Rollins’ claim that growers are moving “toward automation” is as preposterous as assuming native-born Americans will take to the fields.
“As far as automation,” a San Joaquin Valley grower told me, “there is no automation.” He did not want me to use his name because he’s afraid of calling attention to his fields, where workers are currently harvesting.
“If I could replace those 20 people with machines,” he said, “I would.”
But melons, strawberries and tree fruit are delicate. (“If you look at an apricot the wrong way, it will turn brown,” Cunha joked.)
Farmers can use machines to harvest produce like tomatoes that are destined for a cannery, for example. But when it comes to fresh fruit and vegetables, the grower told me, “The American consumer wants perfect fruit and there is no machine that can harvest like human hands can.”
We are at this pathetic moment because President Trump’s brand of authoritarianism is incompatible with good faith efforts to find a workable solution to our dysfunctional immigration system.
When it comes to agriculture, hospitality and construction, we need immigrant workers, most of whom are from Mexico. Our economy cannot function without them. In my view, the raids happening at California farms and Home Depot parking lots are a form of state-sponsored terrorism, aimed at instilling fear and panic in hard-working communities. They have no bearing on Trump’s campaign promise to deport violent criminals.
In May, a bipartisan group of House lawmakers, including Rep. Zoe Lofgren (D-San José), offered a new version of the Farm Workforce Modernization Act, a comprehensive immigration and labor bill that would offer a path to legalization for some farmworkers, reform and expand the current H-2A guest worker program, allocate funds to improve farmworker housing and require employers to use E-verify for all workers. Similar bills were passed by the House in 2019 and 2021 but died in the Senate at the hands of hard-line immigration critics. This time, Lofgren has said that the Senate will have to take it up first, as her fellow Californian, Rep. Tom McClintock (R-Elk Grove), who chairs the House’s Immigration Subcommittee, does not support it.
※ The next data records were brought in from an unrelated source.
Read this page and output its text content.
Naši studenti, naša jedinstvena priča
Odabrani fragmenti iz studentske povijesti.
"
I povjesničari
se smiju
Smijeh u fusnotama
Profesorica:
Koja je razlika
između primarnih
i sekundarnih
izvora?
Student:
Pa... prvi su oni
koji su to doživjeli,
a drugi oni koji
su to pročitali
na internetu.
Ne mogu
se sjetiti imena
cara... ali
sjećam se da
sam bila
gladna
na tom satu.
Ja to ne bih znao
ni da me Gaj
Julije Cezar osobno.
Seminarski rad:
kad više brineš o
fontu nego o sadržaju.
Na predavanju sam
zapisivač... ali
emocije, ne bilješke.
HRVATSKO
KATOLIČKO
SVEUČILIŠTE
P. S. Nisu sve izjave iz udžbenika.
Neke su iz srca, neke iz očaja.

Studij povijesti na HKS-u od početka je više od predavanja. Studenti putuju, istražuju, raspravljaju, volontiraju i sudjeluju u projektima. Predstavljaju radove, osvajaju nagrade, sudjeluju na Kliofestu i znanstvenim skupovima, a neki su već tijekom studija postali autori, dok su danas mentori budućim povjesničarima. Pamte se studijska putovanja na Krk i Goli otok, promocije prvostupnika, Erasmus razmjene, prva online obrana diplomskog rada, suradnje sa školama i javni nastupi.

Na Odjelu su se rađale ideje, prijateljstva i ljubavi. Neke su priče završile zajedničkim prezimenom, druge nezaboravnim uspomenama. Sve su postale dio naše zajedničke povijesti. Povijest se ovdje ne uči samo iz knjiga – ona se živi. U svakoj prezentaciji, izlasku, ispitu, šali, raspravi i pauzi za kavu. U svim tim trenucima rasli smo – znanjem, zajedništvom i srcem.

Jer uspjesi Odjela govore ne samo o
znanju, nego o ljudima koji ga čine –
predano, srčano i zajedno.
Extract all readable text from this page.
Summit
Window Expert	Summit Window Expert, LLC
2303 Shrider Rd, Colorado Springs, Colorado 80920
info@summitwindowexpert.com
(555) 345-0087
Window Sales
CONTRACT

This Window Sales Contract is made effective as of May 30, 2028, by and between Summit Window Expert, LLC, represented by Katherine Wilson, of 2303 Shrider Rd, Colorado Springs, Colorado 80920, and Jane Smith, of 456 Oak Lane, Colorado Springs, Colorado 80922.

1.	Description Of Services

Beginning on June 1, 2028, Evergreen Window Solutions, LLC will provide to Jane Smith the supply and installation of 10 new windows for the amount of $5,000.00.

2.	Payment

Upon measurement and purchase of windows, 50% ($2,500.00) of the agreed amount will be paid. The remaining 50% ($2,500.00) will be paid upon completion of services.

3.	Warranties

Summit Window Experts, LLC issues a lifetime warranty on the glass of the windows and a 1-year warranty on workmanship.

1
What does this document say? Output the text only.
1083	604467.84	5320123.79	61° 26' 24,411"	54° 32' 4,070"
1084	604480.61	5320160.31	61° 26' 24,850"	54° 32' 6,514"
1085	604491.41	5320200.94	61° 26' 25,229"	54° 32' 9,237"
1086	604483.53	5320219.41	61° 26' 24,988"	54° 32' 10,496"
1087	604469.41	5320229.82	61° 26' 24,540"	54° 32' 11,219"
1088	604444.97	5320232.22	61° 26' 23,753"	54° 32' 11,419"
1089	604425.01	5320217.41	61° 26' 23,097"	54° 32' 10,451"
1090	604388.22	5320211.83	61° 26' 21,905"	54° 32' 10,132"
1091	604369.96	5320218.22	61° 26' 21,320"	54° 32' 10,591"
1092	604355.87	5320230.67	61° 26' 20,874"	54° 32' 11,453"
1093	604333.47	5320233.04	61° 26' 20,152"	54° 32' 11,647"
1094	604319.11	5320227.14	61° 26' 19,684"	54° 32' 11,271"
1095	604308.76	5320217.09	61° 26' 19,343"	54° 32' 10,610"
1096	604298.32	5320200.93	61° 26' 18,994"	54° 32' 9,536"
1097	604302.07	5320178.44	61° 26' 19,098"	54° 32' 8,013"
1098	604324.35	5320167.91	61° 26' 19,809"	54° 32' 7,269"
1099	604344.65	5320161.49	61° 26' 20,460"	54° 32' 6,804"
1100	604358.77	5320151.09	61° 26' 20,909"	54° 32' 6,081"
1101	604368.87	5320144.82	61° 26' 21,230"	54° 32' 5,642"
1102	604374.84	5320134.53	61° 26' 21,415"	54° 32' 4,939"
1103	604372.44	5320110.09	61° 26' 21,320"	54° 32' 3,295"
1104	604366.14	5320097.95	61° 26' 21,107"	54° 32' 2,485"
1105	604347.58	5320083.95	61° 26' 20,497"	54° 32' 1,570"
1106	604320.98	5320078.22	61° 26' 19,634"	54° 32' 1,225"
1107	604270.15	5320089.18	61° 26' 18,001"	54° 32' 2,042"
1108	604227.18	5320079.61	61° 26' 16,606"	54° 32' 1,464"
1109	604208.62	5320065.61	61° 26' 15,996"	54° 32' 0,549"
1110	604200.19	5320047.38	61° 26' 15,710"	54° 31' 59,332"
Don’t hold your breath.
In Trump‘s world, there is no appetite for real immigration solutions. As many have noted, the president and his supporters are reveling in the violent theater of it all — the images of masked, armed men terrorizing people in the streets and fields. They see no downside to the cruelty.
Maybe they will reconsider when crops rot in the fields, hotel rooms stay dirty and construction sites are stilled. One day, the bill for this folly will come due.